Sponsor – the only thing that will prevent another interest rate increase of 0.75% at the Fed meeting

by time news

The employment report of the American economy published last Friday rose slightly above preliminary estimates, when it indicated an addition of 263 thousand jobs in September, compared to an early expectation of 255 thousand jobs. The report did point to a moderation in the growth rate of the labor market, but when you calculate the trend going forward it appears that only in a year the number of open jobs will return to more normal levels, and this is probably what led to the sharp declines in Wall Street on Friday. In light of the surprising drop in the unemployment rate from 3.7% to 3.5%, it seems that the Fed will have no choice but to continue raising interest rates.

In light of this, it seems that the only thing that will prevent another interest rate increase of 0.75% at the November Fed meeting is a drop in the consumer price index that will be published on Thursday (3:30 p.m. Israel time). In the meantime, the earnings report season is starting these days, and it seems that apart from the energy companies, the expectations regarding the other sectors are not encouraging. The glass is half full is that the balance sheet of the companies is positive and that the consumer continues to show resilience, but on the other hand, the significant strengthening of the dollar in recent months is expected to bite into the profitability of the international corporations.
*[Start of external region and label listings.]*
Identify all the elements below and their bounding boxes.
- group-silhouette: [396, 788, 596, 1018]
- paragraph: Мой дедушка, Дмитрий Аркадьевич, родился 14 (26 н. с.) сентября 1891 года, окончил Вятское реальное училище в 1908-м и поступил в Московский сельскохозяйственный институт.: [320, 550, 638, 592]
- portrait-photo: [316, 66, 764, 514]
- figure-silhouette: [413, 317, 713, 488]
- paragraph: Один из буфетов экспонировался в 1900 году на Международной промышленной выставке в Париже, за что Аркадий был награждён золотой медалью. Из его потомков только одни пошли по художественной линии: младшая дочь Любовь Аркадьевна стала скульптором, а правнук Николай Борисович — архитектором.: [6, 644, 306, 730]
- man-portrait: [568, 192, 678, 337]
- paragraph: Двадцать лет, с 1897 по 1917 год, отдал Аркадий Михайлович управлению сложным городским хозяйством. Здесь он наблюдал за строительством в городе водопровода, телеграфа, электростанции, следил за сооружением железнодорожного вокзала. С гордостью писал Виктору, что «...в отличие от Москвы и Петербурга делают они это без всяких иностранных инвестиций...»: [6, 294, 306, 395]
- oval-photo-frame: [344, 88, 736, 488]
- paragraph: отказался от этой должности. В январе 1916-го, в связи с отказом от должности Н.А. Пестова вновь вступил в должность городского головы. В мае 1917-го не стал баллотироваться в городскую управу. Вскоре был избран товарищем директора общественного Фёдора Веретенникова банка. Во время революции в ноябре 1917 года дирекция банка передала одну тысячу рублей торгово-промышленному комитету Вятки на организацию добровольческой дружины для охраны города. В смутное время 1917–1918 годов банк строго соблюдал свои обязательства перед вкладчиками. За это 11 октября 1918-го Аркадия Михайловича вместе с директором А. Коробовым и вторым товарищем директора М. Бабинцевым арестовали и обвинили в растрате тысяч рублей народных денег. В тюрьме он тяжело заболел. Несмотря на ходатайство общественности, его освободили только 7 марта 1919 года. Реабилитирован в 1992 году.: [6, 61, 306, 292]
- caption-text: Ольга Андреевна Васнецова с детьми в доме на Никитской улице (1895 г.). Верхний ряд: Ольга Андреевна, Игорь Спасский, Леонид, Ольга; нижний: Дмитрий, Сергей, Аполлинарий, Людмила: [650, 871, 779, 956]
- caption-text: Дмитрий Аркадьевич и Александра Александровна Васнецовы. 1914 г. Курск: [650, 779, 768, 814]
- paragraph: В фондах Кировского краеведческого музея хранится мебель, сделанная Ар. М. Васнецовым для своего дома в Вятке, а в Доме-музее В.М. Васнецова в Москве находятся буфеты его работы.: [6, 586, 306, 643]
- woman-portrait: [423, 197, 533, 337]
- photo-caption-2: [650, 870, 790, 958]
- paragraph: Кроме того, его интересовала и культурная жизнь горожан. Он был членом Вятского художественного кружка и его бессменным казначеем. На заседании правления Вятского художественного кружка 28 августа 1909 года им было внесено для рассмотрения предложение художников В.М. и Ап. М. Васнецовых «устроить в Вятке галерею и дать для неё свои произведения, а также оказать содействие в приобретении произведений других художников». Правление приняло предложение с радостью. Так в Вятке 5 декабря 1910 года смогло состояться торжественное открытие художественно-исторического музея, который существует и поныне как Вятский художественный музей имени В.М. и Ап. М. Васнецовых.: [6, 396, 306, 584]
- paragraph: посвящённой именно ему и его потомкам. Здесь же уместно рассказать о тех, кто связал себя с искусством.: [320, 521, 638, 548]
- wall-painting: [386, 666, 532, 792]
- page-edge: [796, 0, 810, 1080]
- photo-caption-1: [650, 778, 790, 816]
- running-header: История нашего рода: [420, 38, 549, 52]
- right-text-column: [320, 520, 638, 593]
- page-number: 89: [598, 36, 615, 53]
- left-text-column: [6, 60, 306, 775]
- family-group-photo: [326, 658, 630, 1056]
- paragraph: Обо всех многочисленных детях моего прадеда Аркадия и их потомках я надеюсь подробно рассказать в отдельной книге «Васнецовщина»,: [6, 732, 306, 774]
The fear of a global recession may also reduce demand in the international market for goods and products from the United States.

The markets are now pricing in interest rate increases at a total rate of 1.25% in the fourth quarter and another quarter of a percent in the first quarter of 2023. In the near term, inflation data will have a major impact on the market, and this is because the Fed’s moves are derived from it. If there are indications of inflation moderation, the markets may react positively. On the other hand, if inflation continues to establish and stabilize, this will lead to an increase in interest rate expectations and burden the markets.